When it gets hot, add the chopped Anaheim chilies, onion, and garlic.
Ah, now look at the color.
The peppers, onions and garlic have picked up the flavor from the bottom of the pot and are a beautiful caramel color.
Just cook them for a few minutes or until the onions begin to get translucent edges.
When that happens you can add the beef back to the pot, along with the chili powders, brown sugar, salt, pepper, and cumin.
Prepare for your final additions by combining the beef bouillon with a cup of very hot water. Let it sit for a bit, then stir until it dissolves.
Also, add the corn masa to a couple cups of room temperature water.
Got a whisk? This is a good place to use it.
Now for the grand finale. Add everything that’s left over, including the beef bouillon and corn masa solutions, to the pot.
Add chicken broth, beer, tomato sauce, apple cider vinegar, lime juice, oregano and pureed chilies. Get in there everybody.
Bring the chili to a simmer, and keep it there for about 3 hours, or until the meat is tender.
Your house will begin to smell great and it will be absolute torture not to plunge a spoon into the pot, but the chili needs some alone time now. Check it on it periodically, give it a little stir, along with some quiet support.
After three hours, you can indulge. Serve up a bowl of chili, topped with Cheddar cheese, chopped onion, and tortilla chips on the side.
Totally worth the wait.
— Todd Wilbur, The Food Hacker
Barney's Beanery Texas-Style Chili Hack
- 1 ounce dry guajillo chile peppers
- 1 ounce dry ancho chile peppers
- 5 cups water
- 3 pounds chuck roast, sliced into 3/4-inch cubes
- 2 tablespoons vegetable oil
- 1 1/2 cups chopped onion (1 medium onion)
- 1 cup chopped Anaheim green chilies (2 peppers)
- 4 teaspoons minced garlic
- 3 tablespoons Gebhardt chili powder
- 2 tablespoons Mexene chili powder (or McCormick)
- 2 1/2 tablespoons dark brown sugar
- 1 1/2 teaspoons salt
- 1 1/2 teaspoons ground black pepper
- 1 teaspoon ground cumin
- 1 large Knorr beef bouillon cube (or 2 small beef bouillon cubes)
- 1/4 cup corn masa
- 4 cups chicken broth
- 1/2 cup lager beer (such as Budweiser)
- 1/3 cup El Pato tomato sauce
- 2 tablespoons apple cider vinegar
- 1 tablespoon lime juice
- 1 1/2 teaspoons dried Mexican oregano
- Shredded Cheddar cheese
- Chopped onion
On the side
- Tortilla chips
- Preheat oven to 350 degrees F.
- Using scissors cut off the stem end of each peppers, then cut up one side so that you can open the pepper up and dump out the seeds. Place the seeded peppers on a baking sheet and bake for 3 to 4 minutes. Don't let them get too dark. When you can smell them, they're done.

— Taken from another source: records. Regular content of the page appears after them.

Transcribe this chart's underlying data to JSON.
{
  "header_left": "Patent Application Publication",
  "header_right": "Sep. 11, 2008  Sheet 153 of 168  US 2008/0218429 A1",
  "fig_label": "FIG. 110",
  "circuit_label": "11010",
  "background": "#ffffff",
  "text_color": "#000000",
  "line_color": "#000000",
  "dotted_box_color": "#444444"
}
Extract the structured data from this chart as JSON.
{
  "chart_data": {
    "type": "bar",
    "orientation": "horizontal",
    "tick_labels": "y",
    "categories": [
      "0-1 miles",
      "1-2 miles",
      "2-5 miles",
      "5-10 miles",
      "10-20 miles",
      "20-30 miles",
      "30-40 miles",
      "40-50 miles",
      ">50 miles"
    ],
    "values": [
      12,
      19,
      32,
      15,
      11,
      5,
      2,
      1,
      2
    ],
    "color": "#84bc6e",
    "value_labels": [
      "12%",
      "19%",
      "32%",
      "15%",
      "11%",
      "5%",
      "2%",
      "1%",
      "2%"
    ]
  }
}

- Boil 2 cups of water (microwave or stove top) and pour it over the peppers in a large bowl. Let the peppers sit there and rehydrate for about 30 minutes. Stir them around once in a while.
- When the peppers are soft, transfer them to a food processor or blender along with the soaking water, and puree until smooth. If using a food processor add half of the liquid at a time. Set this puree aside for now.
- Heat up a Dutch oven or large pot over high heat. Add one-quarter of the cubed chuck and brown it. When the meat has browned, remove it to a bowl and brown the remaining beef in 3 small batches. Don't rinse the pot when you're done browning the beef, and pour 2 tablespoons of oil into it. When the oil is hot add the onion, green chilies, and garlic to the pot and cook for 5 minutes or until the onions begin to soften.
- Add the meat back into the pot, then stir in the chili powders, brown sugar, salt, black pepper, and cumin. Cook for 3 minutes.
- Heat 1 cup of water to boiling in your microwave oven or on your stove top. Dissolve the bouillon cube in the hot water.
- Whisk the corn masa into the remaining 2 cups of water (room temperature) and add it to the chili.
- When the beef bouillon cube has dissolved, add the bouillon to the chili along with the chicken broth, beer, tomato sauce, vinegar, lime juice, oregano and pureed chilies.
- Bring the chili to up to a gentle simmer and let it cook uncovered for 2 1/2 to 3 hours or until it's thick and the beef is soft. Add another 1/2 cup of water to the chili as it cooks if it becomes too thick before the beef is tender. Serve with shredded Cheddar cheese and chopped onion for topping and tortilla chips on the side.